Children with known diagnoses of MWS were identified in the Pediatric Epilepsy Clinic attached to a tertiary-care pediatric hospital through retrospective chart review. Literature was searched with keywords ‘Mowat-Wilson Syndrome’ and ‘EEG features’

Three children with MWS were identified. All cases were heterozygous for ZEB2 gene mutations and had brain imaging and electroencephalograms available for review. 

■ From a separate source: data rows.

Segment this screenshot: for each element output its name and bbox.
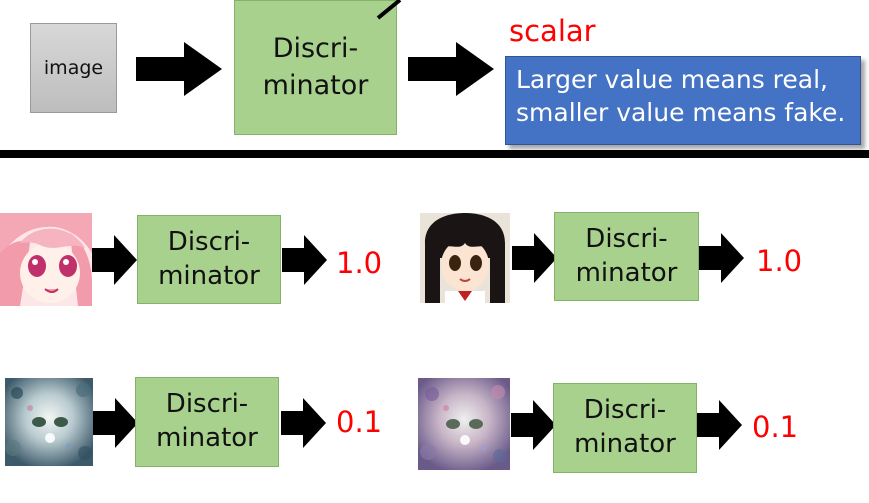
- score-value: 0.1: [752, 410, 799, 444]
- arrow-right-icon: [281, 398, 326, 448]
- explanation-note: Larger value means real, smaller value m…: [505, 56, 861, 145]
- discriminator-label-line2: minator: [574, 429, 676, 459]
- arrow-right-icon: [92, 235, 137, 285]
- arrow-right-icon: [136, 42, 222, 96]
- arrow-right-icon: [93, 398, 138, 448]
- discriminator-box: Discri- minator: [554, 212, 699, 301]
- discriminator-label-line2: minator: [158, 260, 260, 291]
- discriminator-label-line1: Discri-: [167, 226, 251, 257]
- input-image-box: image: [30, 23, 117, 113]
- arrow-right-icon: [697, 400, 742, 450]
- discriminator-box: Discri- minator: [135, 377, 279, 467]
- noisy-face-image: [418, 378, 510, 470]
- discriminator-label-line2: minator: [156, 423, 258, 453]
- discriminator-label-line1: Discri-: [585, 223, 668, 254]
- discriminator-label-line1: Discri-: [272, 33, 359, 65]
- pointer-line: [376, 0, 402, 20]
- score-value: 0.1: [336, 405, 383, 439]
- discriminator-label-line2: minator: [575, 257, 678, 288]
- discriminator-label-line1: Discri-: [583, 395, 667, 426]
- arrow-right-icon: [408, 42, 494, 96]
- noisy-face-image: [5, 378, 93, 466]
- discriminator-label-line2: minator: [262, 69, 369, 101]
- score-value: 1.0: [756, 244, 803, 278]
- score-value: 1.0: [336, 246, 383, 280]
- discriminator-box: Discri- minator: [234, 0, 397, 135]
- section-divider: [0, 150, 869, 158]
- note-line2: smaller value means fake.: [516, 98, 846, 128]
- arrow-right-icon: [699, 233, 744, 283]
- arrow-right-icon: [511, 400, 556, 450]
- arrow-right-icon: [282, 235, 327, 285]
- note-line1: Larger value means real,: [516, 65, 828, 94]
- arrow-right-icon: [512, 233, 557, 283]
- discriminator-box: Discri- minator: [553, 383, 697, 473]
- output-scalar-label: scalar: [509, 14, 596, 48]
- discriminator-box: Discri- minator: [137, 215, 281, 304]
- discriminator-label-line1: Discri-: [165, 389, 249, 420]
- anime-face-image: [420, 213, 510, 303]
- input-image-label: image: [43, 57, 104, 79]
- anime-face-image: [0, 213, 92, 306]
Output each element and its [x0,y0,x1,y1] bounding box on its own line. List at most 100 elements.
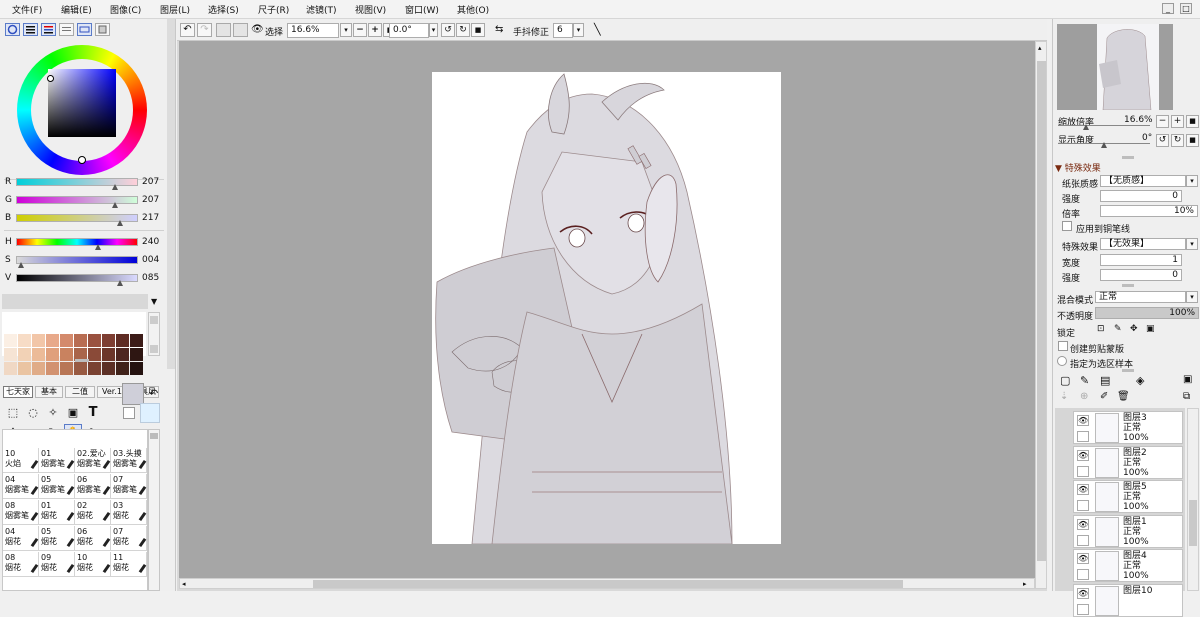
primary-color-swatch[interactable] [122,383,144,405]
menu-edit[interactable]: 编辑(E) [61,3,92,16]
text-tool-icon[interactable]: T [84,404,102,422]
splitter-grip[interactable] [1122,156,1134,159]
v-slider-handle[interactable] [117,280,123,286]
brush-slot[interactable]: 05 烟雾笔 [39,474,75,499]
angle-field[interactable]: 0.0° [389,23,429,38]
layer-row[interactable]: 👁 图层4 正常 100% [1073,549,1183,582]
brush-slot[interactable]: 02.爱心 烟雾笔 [75,448,111,473]
lock-all-icon[interactable]: ▣ [1146,324,1155,334]
minimize-button[interactable]: _ [1162,3,1174,14]
scroll-up-icon[interactable]: ▴ [1038,44,1042,52]
line-mode-icon[interactable]: ╲ [594,23,601,36]
swatch-cell[interactable] [18,348,31,361]
swatch-cell[interactable] [102,334,115,347]
layer-select-checkbox[interactable] [1077,465,1089,477]
swatch-cell[interactable] [32,362,45,375]
selection-source-radio[interactable] [1057,356,1067,366]
maximize-button[interactable]: □ [1180,3,1192,14]
brush-slot[interactable]: 06 烟花 [75,526,111,551]
angle-dropdown-icon[interactable]: ▾ [429,23,438,37]
g-slider-handle[interactable] [112,202,118,208]
layer-select-checkbox[interactable] [1077,534,1089,546]
redo-icon[interactable]: ↷ [197,23,212,37]
select-pen-icon[interactable]: ▣ [64,404,82,422]
navigator-scrollbar[interactable] [1175,24,1185,110]
brush-slot[interactable]: 07 烟雾笔 [111,474,147,499]
swatch-cell[interactable] [88,334,101,347]
splitter-grip[interactable] [75,359,89,362]
hsv-slider-mode-icon[interactable] [41,23,56,36]
layer-row[interactable]: 👁 图层10 [1073,583,1183,617]
brush-slot[interactable]: 03.头摸 烟雾笔 [111,448,147,473]
rect-select-icon[interactable]: ⬚ [4,404,22,422]
scroll-right-icon[interactable]: ▸ [1023,580,1027,588]
brush-slot[interactable]: 04 烟花 [3,526,39,551]
brush-slot[interactable]: 05 烟花 [39,526,75,551]
swatch-cell[interactable] [46,334,59,347]
swatch-cell[interactable] [60,334,73,347]
brush-slot[interactable]: 02 烟花 [75,500,111,525]
nav-rotate-right-button[interactable]: ↻ [1171,134,1184,147]
canvas-v-scroll-thumb[interactable] [1037,61,1046,561]
rotate-reset-button[interactable]: ■ [471,23,485,37]
s-slider[interactable] [16,256,138,264]
paper-strength-field[interactable]: 0 [1100,190,1182,202]
swatch-cell[interactable] [4,334,17,347]
brush-scroll-up[interactable] [150,433,158,439]
brush-slot[interactable]: 11 烟花 [111,552,147,577]
flip-icon[interactable]: ⇆ [495,24,503,35]
clear-layer-icon[interactable]: ✐ [1100,391,1108,402]
layer-row[interactable]: 👁 图层3 正常 100% [1073,411,1183,444]
s-value[interactable]: 004 [142,255,159,265]
stabilizer-field[interactable]: 6 [553,23,573,38]
swatch-mode-icon[interactable] [77,23,92,36]
swatch-cell[interactable] [116,334,129,347]
layer-mask-icon[interactable]: ◈ [1136,374,1144,387]
brush-slot[interactable]: 04 烟雾笔 [3,474,39,499]
blend-mode-dropdown-icon[interactable]: ▾ [1186,291,1198,303]
g-slider[interactable] [16,196,138,204]
menu-view[interactable]: 视图(V) [355,3,386,16]
lock-paint-icon[interactable]: ✎ [1114,324,1122,334]
splitter-grip[interactable] [1122,284,1134,287]
layer-select-checkbox[interactable] [1077,500,1089,511]
swatch-cell[interactable] [88,362,101,375]
rgb-slider-mode-icon[interactable] [23,23,38,36]
brush-slot[interactable]: 09 烟花 [39,552,75,577]
canvas-h-scroll-thumb[interactable] [313,580,903,588]
menu-file[interactable]: 文件(F) [12,3,42,16]
brush-slot[interactable]: 01 烟雾笔 [39,448,75,473]
swatch-cell[interactable] [60,348,73,361]
h-slider[interactable] [16,238,138,246]
scratchpad-mode-icon[interactable] [95,23,110,36]
r-slider-handle[interactable] [112,184,118,190]
brush-slot[interactable]: 08 烟花 [3,552,39,577]
transfer-down-icon[interactable]: ⇣ [1060,391,1068,402]
layer-visibility-icon[interactable]: 👁 [1077,553,1089,564]
swatch-cell[interactable] [116,348,129,361]
layer-visibility-icon[interactable]: 👁 [1077,449,1089,461]
nav-rotate-reset-button[interactable]: ■ [1186,134,1199,147]
nav-rotate-left-button[interactable]: ↺ [1156,134,1169,147]
swatch-cell[interactable] [18,334,31,347]
layer-row[interactable]: 👁 图层1 正常 100% [1073,514,1183,548]
swatch-cell[interactable] [74,334,87,347]
clipping-mask-checkbox[interactable] [1058,341,1068,351]
layer-visibility-icon[interactable]: 👁 [1077,587,1089,599]
effect-dropdown-icon[interactable]: ▾ [1186,238,1198,250]
swatch-cell[interactable] [60,362,73,375]
swatch-cell[interactable] [102,362,115,375]
menu-image[interactable]: 图像(C) [110,3,141,16]
swatch-cell[interactable] [4,362,17,375]
swatch-cell[interactable] [18,362,31,375]
new-layer-icon[interactable]: ▢ [1060,374,1070,387]
brush-slot[interactable]: 01 烟花 [39,500,75,525]
layer-list-scroll-thumb[interactable] [1189,500,1197,546]
zoom-dropdown-icon[interactable]: ▾ [340,23,352,37]
color-wheel-mode-icon[interactable] [5,23,20,36]
scroll-left-icon[interactable]: ◂ [182,580,186,588]
zoom-field[interactable]: 16.6% [287,23,339,38]
delete-layer-icon[interactable]: 🗑 [1117,391,1130,402]
nav-zoom-in-button[interactable]: + [1171,115,1184,128]
swatch-cell[interactable] [130,334,143,347]
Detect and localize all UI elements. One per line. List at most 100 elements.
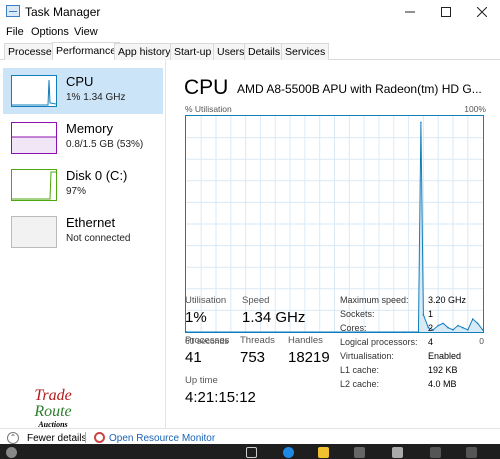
memory-sub: 0.8/1.5 GB (53%) <box>66 139 144 150</box>
spec-l2-value: 4.0 MB <box>428 379 457 389</box>
page-title: CPU <box>184 76 229 99</box>
ethernet-thumbnail <box>11 216 57 248</box>
chevron-up-icon[interactable]: ⌃ <box>7 432 19 444</box>
processes-label: Processes <box>185 335 230 346</box>
processes-value: 41 <box>185 349 202 366</box>
spec-max-speed-value: 3.20 GHz <box>428 295 467 305</box>
spec-sockets-value: 1 <box>428 309 434 319</box>
spec-virtualisation-label: Virtualisation: <box>340 351 394 361</box>
tab-app-history[interactable]: App history <box>114 43 175 60</box>
cpu-label: CPU <box>66 74 94 89</box>
app-taskbar-icon-1[interactable] <box>430 447 441 458</box>
memory-label: Memory <box>66 121 113 136</box>
threads-value: 753 <box>240 349 266 366</box>
sidebar-item-disk[interactable]: Disk 0 (C:) 97% <box>3 162 163 208</box>
disk-label: Disk 0 (C:) <box>66 168 128 183</box>
minimize-icon <box>405 11 415 13</box>
search-icon[interactable] <box>6 447 17 458</box>
fewer-details-link[interactable]: Fewer details <box>27 433 86 444</box>
resource-monitor-icon <box>94 432 105 443</box>
task-manager-taskbar-icon[interactable] <box>392 447 403 458</box>
maximize-button[interactable] <box>428 0 464 24</box>
utilisation-label: Utilisation <box>185 295 227 306</box>
edge-browser-icon[interactable] <box>283 447 294 458</box>
trade-route-auctions-watermark: Trade Route Auctions <box>28 388 78 429</box>
tab-services[interactable]: Services <box>281 43 330 60</box>
spec-virtualisation-value: Enabled <box>428 351 462 361</box>
uptime-value: 4:21:15:12 <box>185 389 256 406</box>
footer-bar: ⌃ Fewer details Open Resource Monitor <box>0 428 500 444</box>
cpu-data-point <box>457 324 459 327</box>
spec-logical-value: 4 <box>428 337 434 347</box>
cpu-sub: 1% 1.34 GHz <box>66 92 126 103</box>
handles-value: 18219 <box>288 349 330 366</box>
cpu-data-point <box>476 322 479 325</box>
file-explorer-icon[interactable] <box>318 447 329 458</box>
cpu-data-point <box>442 322 444 325</box>
cpu-data-point <box>447 326 449 329</box>
graph-x-end: 0 <box>479 336 484 346</box>
cpu-data-point <box>471 318 474 320</box>
footer-divider <box>85 432 86 443</box>
ethernet-label: Ethernet <box>66 215 116 230</box>
menu-view[interactable]: View <box>74 26 98 38</box>
graph-y-max: 100% <box>464 104 486 114</box>
spec-cores-label: Cores: <box>340 323 367 333</box>
spec-cores-value: 2 <box>428 323 434 333</box>
cpu-data-point <box>422 313 425 316</box>
resource-sidebar: CPU 1% 1.34 GHz Memory 0.8/1.5 GB (53%) … <box>0 60 166 428</box>
memory-mini-graph <box>12 136 56 153</box>
app-taskbar-icon-2[interactable] <box>466 447 477 458</box>
cpu-data-point <box>402 331 405 332</box>
disk-mini-graph <box>12 171 56 200</box>
speed-value: 1.34 GHz <box>242 309 306 326</box>
cpu-data-point <box>467 329 469 331</box>
close-icon <box>477 7 487 17</box>
watermark-line-2: Route <box>34 403 72 420</box>
window-title: Task Manager <box>25 5 101 19</box>
sidebar-item-ethernet[interactable]: Ethernet Not connected <box>3 209 163 255</box>
cpu-detail-panel: CPU AMD A8-5500B APU with Radeon(tm) HD … <box>174 60 500 428</box>
menu-file[interactable]: File <box>6 26 24 38</box>
cpu-data-point <box>481 329 483 331</box>
tab-bar: Processes Performance App history Start-… <box>0 42 500 60</box>
cpu-data-point <box>462 326 464 329</box>
spec-max-speed-label: Maximum speed: <box>340 295 409 305</box>
utilisation-value: 1% <box>185 309 207 326</box>
menu-options[interactable]: Options <box>31 26 69 38</box>
cpu-data-point <box>420 121 422 124</box>
close-button[interactable] <box>464 0 500 24</box>
disk-sub: 97% <box>66 186 87 197</box>
task-view-icon[interactable] <box>246 447 257 458</box>
spec-l1-value: 192 KB <box>428 365 458 375</box>
open-resource-monitor-link[interactable]: Open Resource Monitor <box>109 433 215 444</box>
cpu-model: AMD A8-5500B APU with Radeon(tm) HD G... <box>237 82 482 96</box>
handles-label: Handles <box>288 335 323 346</box>
uptime-label: Up time <box>185 375 218 386</box>
minimize-button[interactable] <box>392 0 428 24</box>
disk-thumbnail <box>11 169 57 201</box>
sidebar-item-cpu[interactable]: CPU 1% 1.34 GHz <box>3 68 163 114</box>
spec-l2-label: L2 cache: <box>340 379 380 389</box>
graph-y-label: % Utilisation <box>185 104 232 114</box>
spec-logical-label: Logical processors: <box>340 337 418 347</box>
menu-bar: File Options View <box>0 24 500 42</box>
store-icon[interactable] <box>354 447 365 458</box>
sidebar-item-memory[interactable]: Memory 0.8/1.5 GB (53%) <box>3 115 163 161</box>
windows-taskbar <box>0 444 500 459</box>
ethernet-sub: Not connected <box>66 233 131 244</box>
tab-start-up[interactable]: Start-up <box>170 43 216 60</box>
cpu-thumbnail <box>11 75 57 107</box>
tab-performance[interactable]: Performance <box>52 42 121 60</box>
tab-details[interactable]: Details <box>244 43 285 60</box>
spec-sockets-label: Sockets: <box>340 309 375 319</box>
spec-l1-label: L1 cache: <box>340 365 380 375</box>
speed-label: Speed <box>242 295 270 306</box>
title-bar: Task Manager <box>0 0 500 24</box>
cpu-data-point <box>417 331 420 332</box>
memory-thumbnail <box>11 122 57 154</box>
task-manager-icon <box>6 5 20 17</box>
cpu-data-point <box>186 331 188 332</box>
maximize-icon <box>441 7 451 17</box>
watermark-line-1: Trade <box>34 387 72 404</box>
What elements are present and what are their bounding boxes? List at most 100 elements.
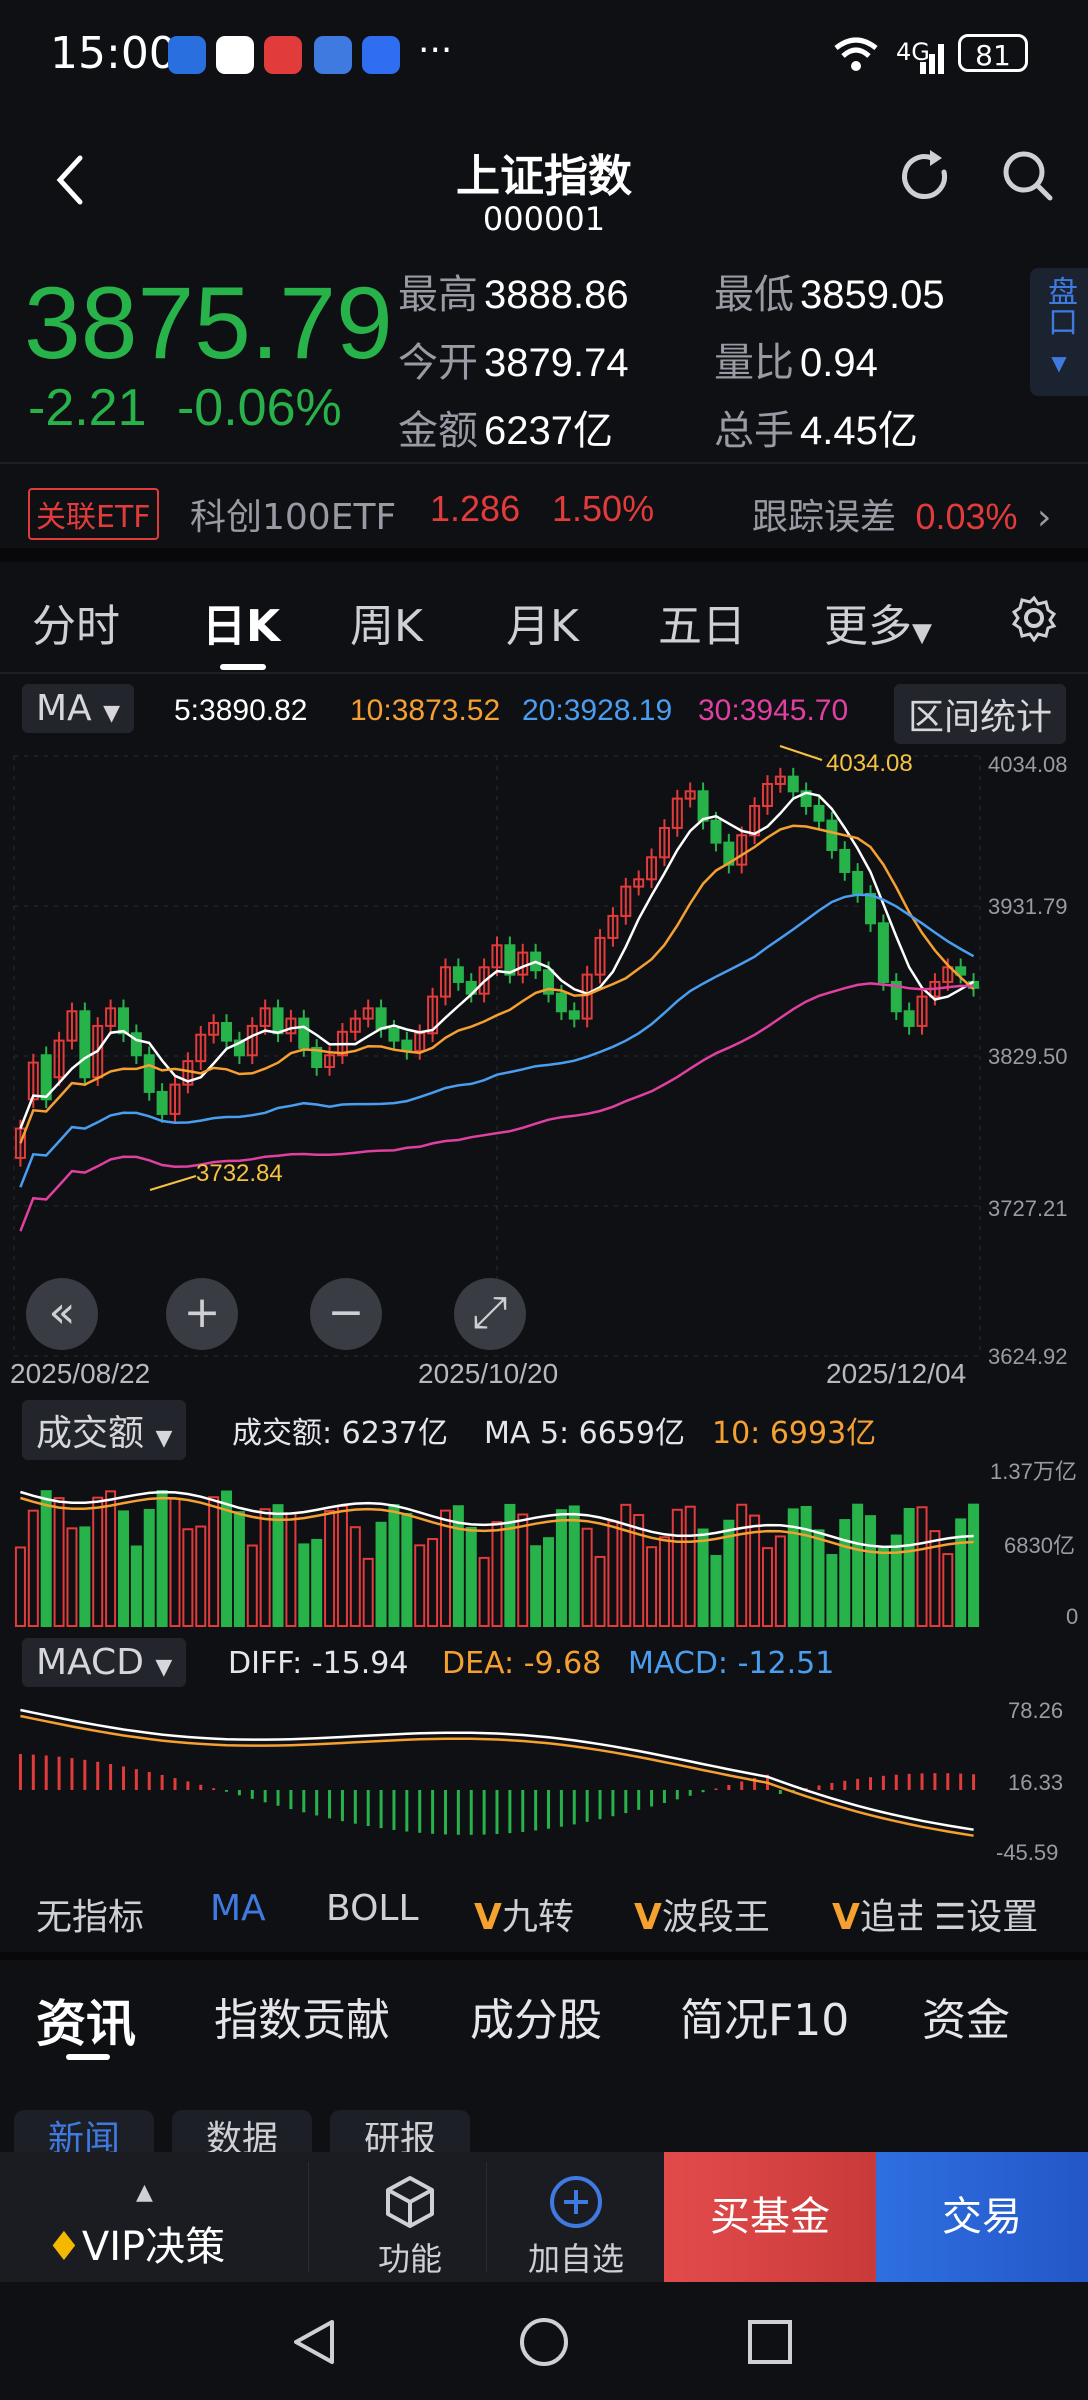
zoom-out-icon[interactable]: − xyxy=(310,1278,382,1350)
etf-bar[interactable]: 关联ETF 科创100ETF 1.286 1.50% 跟踪误差 0.03% › xyxy=(0,468,1088,548)
etf-track-error: 跟踪误差 0.03% › xyxy=(752,488,1051,540)
volume-bar xyxy=(92,1496,104,1627)
candle-body xyxy=(826,819,838,851)
more-notifications-icon: ··· xyxy=(418,30,453,71)
stat-value: 0.94 xyxy=(800,341,878,385)
volume-bar xyxy=(143,1508,155,1628)
indicator-none[interactable]: 无指标 xyxy=(36,1888,144,1940)
candle-body xyxy=(787,775,799,793)
chevron-right-icon: › xyxy=(1037,497,1052,538)
x-tick: 2025/08/22 xyxy=(10,1358,151,1389)
volume-bar xyxy=(298,1543,310,1627)
tab-more[interactable]: 更多▼ xyxy=(824,590,932,654)
volume-bar xyxy=(839,1519,851,1627)
indicator-boduanwang[interactable]: V波段王 xyxy=(634,1888,770,1940)
volume-bar xyxy=(349,1526,361,1627)
buy-fund-button[interactable]: 买基金 xyxy=(664,2152,876,2282)
tab-five-day[interactable]: 五日 xyxy=(658,590,746,654)
caret-down-icon: ▼ xyxy=(155,1426,173,1451)
candle-body xyxy=(452,966,464,983)
period-tabs: 分时 日K 周K 月K 五日 更多▼ xyxy=(0,580,1088,670)
indicator-jiuzhuan[interactable]: V九转 xyxy=(474,1888,574,1940)
volume-bar xyxy=(156,1490,168,1628)
add-watchlist-button[interactable]: 加自选 xyxy=(516,2174,636,2280)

Patient A (11 year-old): Semiology was generalized and focal (oral automatisms and left-hand flapping). On electroencephalogram there was continuous 2-3 Hz spike-and-wave activity during sleep with left predominance (left frontal at first, but then involving the entire left hemisphere over the years), and intermittent 2.5-3 Hz high-voltage generalized spike-and-wave bursts during wakefulness

Patient B (7 year-old): Semiology was generalized and focal (right-sided hypotonia and leftwards gaze). On electroencephalogram there were frequent 2-3 Hz poly-spike-and-wave discharges with left frontal-central predominance during sleep, and seizures stemming from right temporal and parieto-occipital areas during status epilepticus

Patient C (4 year-old): Semiology was generalized. On electroencephalogram there were frequent bi-occipital sharp-and-slow-wave discharges as well as infrequent bursts of high-amplitude generalized 1-2 Hz spike-and-waves

Electroencephalograms of 2 of 3 patients had continuous spike-waves in sleep (CSWS), even as seizure burden and semiology differed. While there was no CSWS in Patient C, there were sharp-and-slow-wave discharges during wakefulness. It is possible that due to Patient C’s younger age, the EEG has not progressed to develop full CSWS. Indeed, in Patient A, there was a clear progression of EEG abnormalities as the child grew older. This leads these authors to believe that CSWS seems to be distinctly common among Mowat-Wilson.
Authors/Disclosures
Mohammad A. Shahab, MD, MBBS (Cayuga Medical Associates)
PRESENTER
Dr. Shahab has nothing to disclose.
Arayamparambil Anilkumar, MD, FAAN (Upstate Medical University, Dept of Neurology) Dr. Anilkumar has received publishing royalties from a publication relating to health care.